I haven’t been posting here very much of late because my XML-related posts (which tends to be most of them) have been going on xml.com. When I joined xml.com, the promise was more exposure with a wider audience. Then they changed the blogging system, and changed it again, and by now I’m not sure if there’s any audience at all!
However O’Reilly have, finally, provided author-based Atom feeds. So if you want to subscribe to my future xml.com posts, the crucial URL is feed://broadcast.oreilly.com/jeni-tennison/atom.xml. If you want to see my previous posts, they can be found under the “blog” tab on my author page.
I’ve started blogging on XML.com. There’ll be rather less XML on this blog as a consequence, but I do plan to keep it going for less XML-related posts. My first post is about Bad XML; read and enjoy. FWIW, if you didn’t already know, I’m also now on twitter.
I’ve installed reCAPTCHA Drupal module as a way of combating the large amount of comment spam that I get on this blog, and to support the reCAPTCHA project. What a fantastic idea! I see that there’s already a term for using human expertise in a fun or transparent way to solve problems that can’t be solved by computers: bionic software.
ReCAPTCHAs are fun and add to human knowledge, but if you want to avoid them (they do take a little time to load) then create yourself a login. On the other hand, if you have some spare cycles, then you can do reCAPTCHAs on the reCAPTCHA site without creating lots of comments here.
I guess it’s an indication of something (like just being indexed by Google) when you first get comment spam on your blog. Anyway, I really don’t want to insist that commentators create accounts here, so after several annoying days of repeatedly deleting spam comments, I installed the Drupal Spam module and every spam comment since has been captured.

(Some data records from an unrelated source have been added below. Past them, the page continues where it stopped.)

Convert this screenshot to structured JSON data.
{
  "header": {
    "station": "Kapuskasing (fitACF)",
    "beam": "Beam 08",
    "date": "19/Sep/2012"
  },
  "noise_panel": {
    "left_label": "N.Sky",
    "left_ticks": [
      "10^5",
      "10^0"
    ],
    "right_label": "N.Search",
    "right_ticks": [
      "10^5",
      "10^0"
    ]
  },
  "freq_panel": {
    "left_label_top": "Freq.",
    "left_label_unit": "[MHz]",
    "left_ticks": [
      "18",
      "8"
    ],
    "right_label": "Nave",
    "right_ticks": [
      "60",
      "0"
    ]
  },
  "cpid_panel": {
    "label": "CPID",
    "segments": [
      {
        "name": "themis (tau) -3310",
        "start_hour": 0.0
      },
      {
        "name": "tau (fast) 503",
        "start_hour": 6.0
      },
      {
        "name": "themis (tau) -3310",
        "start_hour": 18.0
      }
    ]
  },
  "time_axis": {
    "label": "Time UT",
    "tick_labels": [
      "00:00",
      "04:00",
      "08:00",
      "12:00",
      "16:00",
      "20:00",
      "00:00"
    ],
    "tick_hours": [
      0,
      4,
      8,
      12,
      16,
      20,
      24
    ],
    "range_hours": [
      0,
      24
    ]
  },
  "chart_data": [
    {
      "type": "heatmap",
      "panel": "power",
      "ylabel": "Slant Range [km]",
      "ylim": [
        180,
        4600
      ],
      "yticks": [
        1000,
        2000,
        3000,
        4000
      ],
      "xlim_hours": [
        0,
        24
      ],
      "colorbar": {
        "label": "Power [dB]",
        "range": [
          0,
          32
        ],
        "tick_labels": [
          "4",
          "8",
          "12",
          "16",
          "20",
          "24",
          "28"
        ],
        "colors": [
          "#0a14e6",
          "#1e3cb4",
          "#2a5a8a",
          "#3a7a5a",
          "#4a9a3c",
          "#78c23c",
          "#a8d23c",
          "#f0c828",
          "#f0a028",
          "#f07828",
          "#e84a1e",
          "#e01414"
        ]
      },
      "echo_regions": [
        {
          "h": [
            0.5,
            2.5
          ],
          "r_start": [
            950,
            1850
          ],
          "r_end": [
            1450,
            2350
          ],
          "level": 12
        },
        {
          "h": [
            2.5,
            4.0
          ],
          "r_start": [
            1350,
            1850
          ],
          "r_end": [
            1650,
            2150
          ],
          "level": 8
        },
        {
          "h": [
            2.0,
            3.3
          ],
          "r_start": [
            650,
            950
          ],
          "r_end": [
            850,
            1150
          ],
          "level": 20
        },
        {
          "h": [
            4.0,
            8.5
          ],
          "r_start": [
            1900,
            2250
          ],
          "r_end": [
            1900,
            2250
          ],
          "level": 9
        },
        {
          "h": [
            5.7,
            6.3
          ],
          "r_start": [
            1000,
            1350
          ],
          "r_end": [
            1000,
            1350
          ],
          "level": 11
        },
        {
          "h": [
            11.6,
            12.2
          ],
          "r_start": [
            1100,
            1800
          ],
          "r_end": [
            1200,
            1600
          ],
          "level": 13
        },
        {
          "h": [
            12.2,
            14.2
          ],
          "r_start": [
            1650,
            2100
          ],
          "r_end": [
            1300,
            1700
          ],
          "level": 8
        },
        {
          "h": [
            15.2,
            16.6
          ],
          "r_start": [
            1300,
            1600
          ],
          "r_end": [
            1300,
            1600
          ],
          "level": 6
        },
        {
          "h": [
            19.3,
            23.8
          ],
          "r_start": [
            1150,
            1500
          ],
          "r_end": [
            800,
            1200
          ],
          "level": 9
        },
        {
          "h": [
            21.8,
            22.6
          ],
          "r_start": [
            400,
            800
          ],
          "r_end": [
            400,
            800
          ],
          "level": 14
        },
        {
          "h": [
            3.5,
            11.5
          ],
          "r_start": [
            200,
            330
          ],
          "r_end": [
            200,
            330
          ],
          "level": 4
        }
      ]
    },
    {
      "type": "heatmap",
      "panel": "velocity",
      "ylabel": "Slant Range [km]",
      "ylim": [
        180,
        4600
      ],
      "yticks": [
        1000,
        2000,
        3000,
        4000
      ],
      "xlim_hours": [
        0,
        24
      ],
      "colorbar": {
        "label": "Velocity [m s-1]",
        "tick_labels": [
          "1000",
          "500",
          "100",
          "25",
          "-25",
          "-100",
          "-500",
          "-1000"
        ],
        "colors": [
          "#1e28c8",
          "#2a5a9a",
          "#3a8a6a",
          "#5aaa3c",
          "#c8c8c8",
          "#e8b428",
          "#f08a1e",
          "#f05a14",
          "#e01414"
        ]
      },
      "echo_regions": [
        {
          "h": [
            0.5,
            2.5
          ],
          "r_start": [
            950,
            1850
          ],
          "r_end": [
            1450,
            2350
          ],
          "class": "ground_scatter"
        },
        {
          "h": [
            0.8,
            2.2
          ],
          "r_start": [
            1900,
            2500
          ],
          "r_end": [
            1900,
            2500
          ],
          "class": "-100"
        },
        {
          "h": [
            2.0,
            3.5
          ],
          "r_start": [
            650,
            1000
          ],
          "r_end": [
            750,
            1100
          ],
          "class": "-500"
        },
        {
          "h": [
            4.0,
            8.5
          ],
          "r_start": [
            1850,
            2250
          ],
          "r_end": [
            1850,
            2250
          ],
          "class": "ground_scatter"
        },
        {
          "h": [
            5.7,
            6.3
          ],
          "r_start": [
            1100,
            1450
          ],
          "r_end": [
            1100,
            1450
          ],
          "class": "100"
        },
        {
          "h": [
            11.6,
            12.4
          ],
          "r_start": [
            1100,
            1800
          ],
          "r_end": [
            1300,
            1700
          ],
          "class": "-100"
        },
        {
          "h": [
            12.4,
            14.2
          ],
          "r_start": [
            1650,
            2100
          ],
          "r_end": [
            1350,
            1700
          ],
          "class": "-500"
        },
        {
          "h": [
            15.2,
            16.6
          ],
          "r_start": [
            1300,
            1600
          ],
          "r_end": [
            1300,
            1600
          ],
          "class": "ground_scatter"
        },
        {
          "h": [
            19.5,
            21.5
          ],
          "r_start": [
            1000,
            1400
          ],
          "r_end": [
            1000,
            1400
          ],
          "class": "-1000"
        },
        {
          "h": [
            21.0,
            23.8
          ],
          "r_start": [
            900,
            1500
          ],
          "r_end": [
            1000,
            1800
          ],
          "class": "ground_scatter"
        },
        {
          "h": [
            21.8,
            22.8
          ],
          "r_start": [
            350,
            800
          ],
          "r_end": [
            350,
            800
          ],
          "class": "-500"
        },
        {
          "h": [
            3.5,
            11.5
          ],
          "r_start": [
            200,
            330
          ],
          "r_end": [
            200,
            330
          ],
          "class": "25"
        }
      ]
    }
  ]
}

So I finally have just enough spare capacity to start blogging. And if James Clark and David Carlisle can join the party late, why not me. (Yes, M. David Peterson, your eveel plan is coming to fruition.)
So what can you expect? Well, naturally there’ll be musings about XML, XSLT, schema languages and so on, including tips and tricks as I think of them. I’ll probably also have a few rants about overlapping markup, particularly LMNL and Creole. And anything else that sparks my interest.